O bairro do passado também foi lembrado em 1959, emprestando o nome a uma série de programas que Millôr apresentou na  hoje extinta TV Itacolomi, a convite do amigo Freddy Chateaubriand. Em Universidade do Méier – como, aliás, costumava chamar a Escola Ennes de Souza -, ele desenhava enquanto fazia comentários.

Millôr morreu em 27 de março de 2012, em decorrência de um AVC, aos 88 anos de idade. Em 2013, a família cedeu mais de sete mil itens do acervo do cartunista, por dez anos, ao Instituto Moreira Salles (IMS), com a exigência de que o material permaneça no Rio. Desde 17 de abril, e até 21 de agosto de 2016, 500 originais estão disponíveis para o público na unidade carioca do IMS, na rua Marquês de São Vicente, 476, na Gávea.
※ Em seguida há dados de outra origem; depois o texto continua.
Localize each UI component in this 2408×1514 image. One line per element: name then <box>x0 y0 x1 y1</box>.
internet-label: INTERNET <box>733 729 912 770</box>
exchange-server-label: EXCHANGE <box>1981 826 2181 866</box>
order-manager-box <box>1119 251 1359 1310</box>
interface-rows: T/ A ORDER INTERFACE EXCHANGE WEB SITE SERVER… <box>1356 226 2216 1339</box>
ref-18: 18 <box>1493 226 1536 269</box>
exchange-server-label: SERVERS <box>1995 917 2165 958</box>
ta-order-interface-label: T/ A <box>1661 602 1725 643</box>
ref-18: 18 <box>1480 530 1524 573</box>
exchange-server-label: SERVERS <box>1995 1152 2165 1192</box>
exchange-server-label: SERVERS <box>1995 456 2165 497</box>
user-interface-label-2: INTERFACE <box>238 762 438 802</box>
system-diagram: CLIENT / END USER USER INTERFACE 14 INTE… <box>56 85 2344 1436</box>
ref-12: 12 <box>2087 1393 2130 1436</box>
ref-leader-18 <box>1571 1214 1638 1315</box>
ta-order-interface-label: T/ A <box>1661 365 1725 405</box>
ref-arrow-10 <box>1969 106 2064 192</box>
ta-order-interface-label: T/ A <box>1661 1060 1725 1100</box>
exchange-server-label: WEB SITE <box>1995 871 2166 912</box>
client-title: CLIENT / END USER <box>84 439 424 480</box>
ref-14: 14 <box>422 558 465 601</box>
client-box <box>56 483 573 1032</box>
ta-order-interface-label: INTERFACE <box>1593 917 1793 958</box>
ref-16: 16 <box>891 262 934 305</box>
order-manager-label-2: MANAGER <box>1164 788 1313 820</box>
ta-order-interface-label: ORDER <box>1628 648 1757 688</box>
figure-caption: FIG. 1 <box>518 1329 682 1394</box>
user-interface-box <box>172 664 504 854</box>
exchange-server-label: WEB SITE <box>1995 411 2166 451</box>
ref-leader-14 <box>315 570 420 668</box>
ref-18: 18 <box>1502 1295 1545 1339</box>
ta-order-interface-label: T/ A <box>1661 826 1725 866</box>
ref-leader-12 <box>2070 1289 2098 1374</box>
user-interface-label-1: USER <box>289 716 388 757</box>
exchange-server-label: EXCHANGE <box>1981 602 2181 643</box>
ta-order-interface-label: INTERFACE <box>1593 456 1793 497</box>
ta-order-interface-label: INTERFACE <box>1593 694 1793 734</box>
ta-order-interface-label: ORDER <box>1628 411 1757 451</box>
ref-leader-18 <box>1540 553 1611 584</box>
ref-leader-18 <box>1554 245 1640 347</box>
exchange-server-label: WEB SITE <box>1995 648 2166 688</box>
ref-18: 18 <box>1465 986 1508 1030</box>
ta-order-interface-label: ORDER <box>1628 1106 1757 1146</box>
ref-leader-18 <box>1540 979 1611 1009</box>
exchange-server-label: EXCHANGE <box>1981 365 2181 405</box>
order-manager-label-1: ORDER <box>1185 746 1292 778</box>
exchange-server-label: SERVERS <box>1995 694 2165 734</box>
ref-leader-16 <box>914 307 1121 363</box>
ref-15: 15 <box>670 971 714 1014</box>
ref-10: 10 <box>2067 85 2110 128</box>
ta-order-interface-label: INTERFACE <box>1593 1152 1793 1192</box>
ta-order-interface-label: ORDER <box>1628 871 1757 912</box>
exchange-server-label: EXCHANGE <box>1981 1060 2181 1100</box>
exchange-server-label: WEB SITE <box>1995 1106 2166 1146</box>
O IMS é um dos meus lugares favoritos no Rio. Além de o espaço ser lindo – o instituto funciona na antiga mansão dos Moreira Salles -, lá todas as exposições são gratuitas, e o estacionamento também. A mostra millôr: obra gráfica ocupa cinco salas do IMS e está dividida em conjuntos temáticos que abrangem, por exemplo, os autorretratos e as brincadeiras com a própria assinatura, as críticas à política brasileira e a produção para O Pif-Paf. Além disso, há um vídeo com depoimentos de personalidades como Fernanda Montenegro, Fernanda Torres, Ziraldo, Ivan Fernandes e Chico Caruso, entre outros, sobre o humorista. Há também uma linha do tempo e uma mesa para folhear livros sobre a obra do cartunista. É muita coisa! Por isso, vale a pena não ir com pressa. Eu reservei duas horas para visitar a exposição e, como gosto de ver com calma, precisarei voltar, porque ficaram faltando três salas onde estão desenhos que ele fez à mão livre, apenas por distração, sem o interesse de publicar.